Getting the Customized Theme into iMovie
Alright, so you have the iDVD menu theme you want, and you’ve customized it for your iMovie project. How do you get the thing into iMovie? Here’s where it gets kinda tricky. But don’t worry. In a few minutes you’ll have a clip from the iDVD theme. See, iDVD was created for making and authoring DVDs, not for being used to create clips to be used in iMovie. We’ll be exporting the iDVD project to your Mac, finding the iDVD menu file, and then converting it to a video file to be used in iMovie.
Here’s how to do it:
iDVD won’t let you export anything unless you’ve added video content somewhere in the project first - it’ll give you an error message. So open up the DVD map by clicking on the map button below the iDVD project window (the one on the right in the screenshot below).
Drag any video file – it doesn’t matter what (as it won’t be used anyway) – to the box that says Drag content here to automatically play when the disc is inserted. We want the clip to go there, because otherwise it would show up in the menu and we don’t want that since it would add text to the wonderful iDVD menu you’ve already created.
From the File menu, select Save as Disc Image (since we don’t want to actually burn a DVD, we just want to use the DVD menu file).
Save the disc image to your computer, in a location you’ll remember.
This will save the disc image to your computer, just as if you were burning an actual DVD.
After this process is complete, you can close iDVD.
Open (mount) the saved disc image by double-clicking it.
Go to the mounted image in the Finder and open the VIDEO_TS folder.
Now you need a program to convert the DVD menu .VOB file to a .DV file that can be opened with iMovie.
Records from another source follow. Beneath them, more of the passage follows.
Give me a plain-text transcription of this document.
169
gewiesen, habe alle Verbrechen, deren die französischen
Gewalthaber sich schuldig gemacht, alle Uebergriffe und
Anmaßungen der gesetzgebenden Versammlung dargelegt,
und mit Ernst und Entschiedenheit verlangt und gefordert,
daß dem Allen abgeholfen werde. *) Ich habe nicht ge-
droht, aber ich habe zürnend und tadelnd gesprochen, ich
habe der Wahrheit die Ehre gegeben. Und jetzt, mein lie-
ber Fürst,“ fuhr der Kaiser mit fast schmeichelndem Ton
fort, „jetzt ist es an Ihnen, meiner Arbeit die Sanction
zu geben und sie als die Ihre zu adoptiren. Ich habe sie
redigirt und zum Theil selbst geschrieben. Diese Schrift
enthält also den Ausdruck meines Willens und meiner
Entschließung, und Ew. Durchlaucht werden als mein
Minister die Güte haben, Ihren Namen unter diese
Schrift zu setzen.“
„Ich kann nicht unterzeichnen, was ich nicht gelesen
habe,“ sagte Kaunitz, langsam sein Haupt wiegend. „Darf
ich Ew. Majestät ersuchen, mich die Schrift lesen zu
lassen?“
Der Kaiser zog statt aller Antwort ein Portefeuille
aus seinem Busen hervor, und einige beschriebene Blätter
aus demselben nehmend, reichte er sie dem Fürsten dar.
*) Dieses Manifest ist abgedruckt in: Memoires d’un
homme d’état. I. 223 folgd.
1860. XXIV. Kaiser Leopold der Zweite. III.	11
If you have Quicktime Pro, go ahead and use that for this portion of the tutorial. Otherwise, a great free program that can be used easily is called MPEG Streamclip created by Squared 5. It may be downloaded from http://www.squared5.com.
Find the file called VIDEO_TS.VOB (you can disregard all the other files in this folder). Open it using either Quicktime Pro or MPEG Streamclip.
If using Quicktime go to File –> Export, Movie to DV Stream. Then make sure you are saving the .DV file in a location other than in the DVD image. Click Save.
If using MPEG Streamclip go to File –> Export to DV. You should be able to keep all the settings default. Or, if you know what you’re doing and want to change them in some way, go ahead. Click Make DV and save it to your computer in a location other than in the mounted DVD image.
There you have it! An exported .DV file of the iDVD customized menu theme that you can easily import into your iMovie project and use to enhance your video. Add sound, filters, even titles to the clip in iMovie to make it even better. You can unmount your DVD image and delete the .IMG file since you now have the converted .DV file to use in iMovie.
We hope this tutorial proves helpful in making your iMovie video projects even better!